Paris, 1922. Non loin de la gare de Lyon,
un règlement de comptes entre malfrats et policiers provoque quelques
remous auxquels se trouve bientôt mêlée Adèle Blanc-Sec, ses ennemis de
toujours ainsi que bon nombre de celles et ceux qu'elle a pu croiser
lors de la décennie précédente. Des tours du palais de justice aux Invalides en passant par le Cimetière du Père-Lachaise
et son accès aux profondeurs insoupçonnées de la capitale, le ballet
qui se met dès lors en place est étrangement rythmé par l'apparition de limules issus d'un autre âge.
***
Paris, 1922 : Nous retrouvons Adèle deux ans après la fin des événements racontés dans Tous des monstres! La jeune femme tente vainement de calmer une horrible rage de dent en s’enivrant de Pisco tandis qu'au-dehors, la ville est secouée par bien du grabuge. Le "Dentiste", un criminel arrêté dix ans plus tôt, vient d'être libéré et voilà déjà que les membres de son ancienne bande son décimés un à un. Le rapport avec Adèle? Aucun, si ce n'est que cette dernière reçoit un appel au secours de Chalazion et que, voulant le retrouver pour lui porter assistance avant de trouver un dentiste pour soigner sa dent, elle trouve sur sa route... "LE" Dentiste. Ajoutez à cela la disparition étrange de Fia, la jalousie meurtrière de son ex-femme, Georgette Chevillard, à l'encontre d'Adèle, et l'apparition dans Paris de limules plus ou moins gros, et voici notre héroïne embarquée dans une nouvelle affaire.
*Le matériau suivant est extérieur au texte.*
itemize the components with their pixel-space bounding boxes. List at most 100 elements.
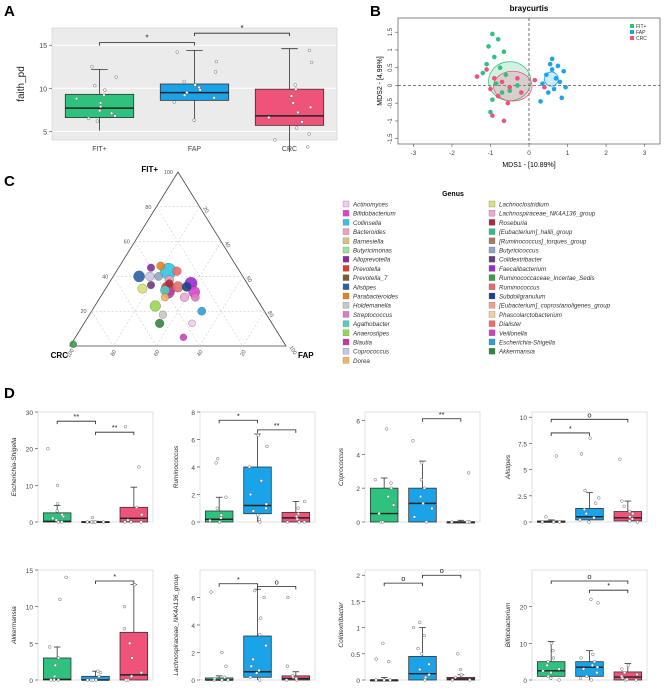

Tardi revient à ses premières amours : après la pause loufoque de Tous des monstres!, ce huitième tome s'inscrit de nouveau dans la veine des romans-feuilletons qu'il mettait à l'honneur de façon pastichée dans le premier cycle de la série. Comme dans les premiers opus également, plusieurs intrigues se croisent (d'un côté, une histoire de malfrats digne d'un roman pulp, de l'autre, l'invasion de limules dans la ville, et entre les deux, la disparition de Chalazion et la folie meurtrière de Georgette Chevillard). Adèle n'a encore une fois pas tous les tenants et aboutissants de l'affaire dans son ensemble et part à la recherche de Chalazion sans en avoir vraiment envie et sans savoir que cela la conduit au devant de dangers dont elle se passerait bien...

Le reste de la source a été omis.